Of course, genetic work could help doctors develop more effective treatments, targeted directly at the mistakes or pathways that allow the cancer to grow and spread. Even without a cure, genetic work could help doctors predict how dangerous a cancer will be. “Absolutely, definitely” it matters to know which cancers are most likely to be dangerous. This will affect the choices doctors make about treatment. Patients with less dangerous tumors could be spared the more intensive treatments; patients facing tougher battles could receive the most aggressive options.

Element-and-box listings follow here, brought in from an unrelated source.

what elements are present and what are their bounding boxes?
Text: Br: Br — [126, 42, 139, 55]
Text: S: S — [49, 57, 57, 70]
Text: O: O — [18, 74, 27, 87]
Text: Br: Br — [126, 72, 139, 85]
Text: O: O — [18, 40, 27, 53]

Just this month, Dr. Skubitz was at a national cancer conference presenting results from a study that uses genes to help doctors separate the more aggressive cancers from the less dangerous ones. This work grew from one of RIS’ first seed grants. Years ago, University researchers including Keith Skubitz and his wife Dr. Amy Skubitz received a grant to identify the genetic signatures that might help doctors predict what cancers would do. The University’s tissue bank and the RIS grant allowed them to begin. Eventually, they found gene sets that appeared to break sarcoma cancers, ovarian cancers and kidney cancers into two main groups. They did not have enough information about what happened to the patients, though, to allow them to test the idea that the two tumor groups acted differently in people. Recently, the Skubitzes collaborated with researchers in Sweden and Denmark, who did have access to good follow-up information about patients. This work confirmed the sense that different gene sets appear in tumors that are more aggressive than in those less likely to be dangerous.
Another RIS-funded project that Dr. Skubitz works with is the clinical trial designed to test whether PET scans can show us which tumors are responding to chemotherapy. This is “quite neat,” because it may suggest better measures to test drug response. Using traditional methods, it could look like “you killed it off really well,” but then sometimes the tumor comes back. Doctors believe this may be due to the survival of a select group of deadly cells, sometimes called “cancer stem cells,” which may be great at hiding from toxic drugs or blocking their effects. If doctors could tell early on which tumors are being affected by a drug, they could spare patients who are not responding by stopping the drug and could switch them sooner to a potentially more effective option.
Always Surprising
When I asked Dr. Skubitz if there was anything else he thought we should know, he said this sounded an awful lot like the “classic internal medicine question.” Do your visits end with this invitation? Apparently, from the other side of the table, it is “striking” what patients will mention in closing. The doctor may have covered four or five major problems, and “you may think you know why they’re there,” but what’s really of concern to the patient may be something that’s “not even on your radar screen.” It’s surprising what you hear.
Hopefully, most of us can be thankful that our physicians do ask us for our concerns, and will listen for the surprise.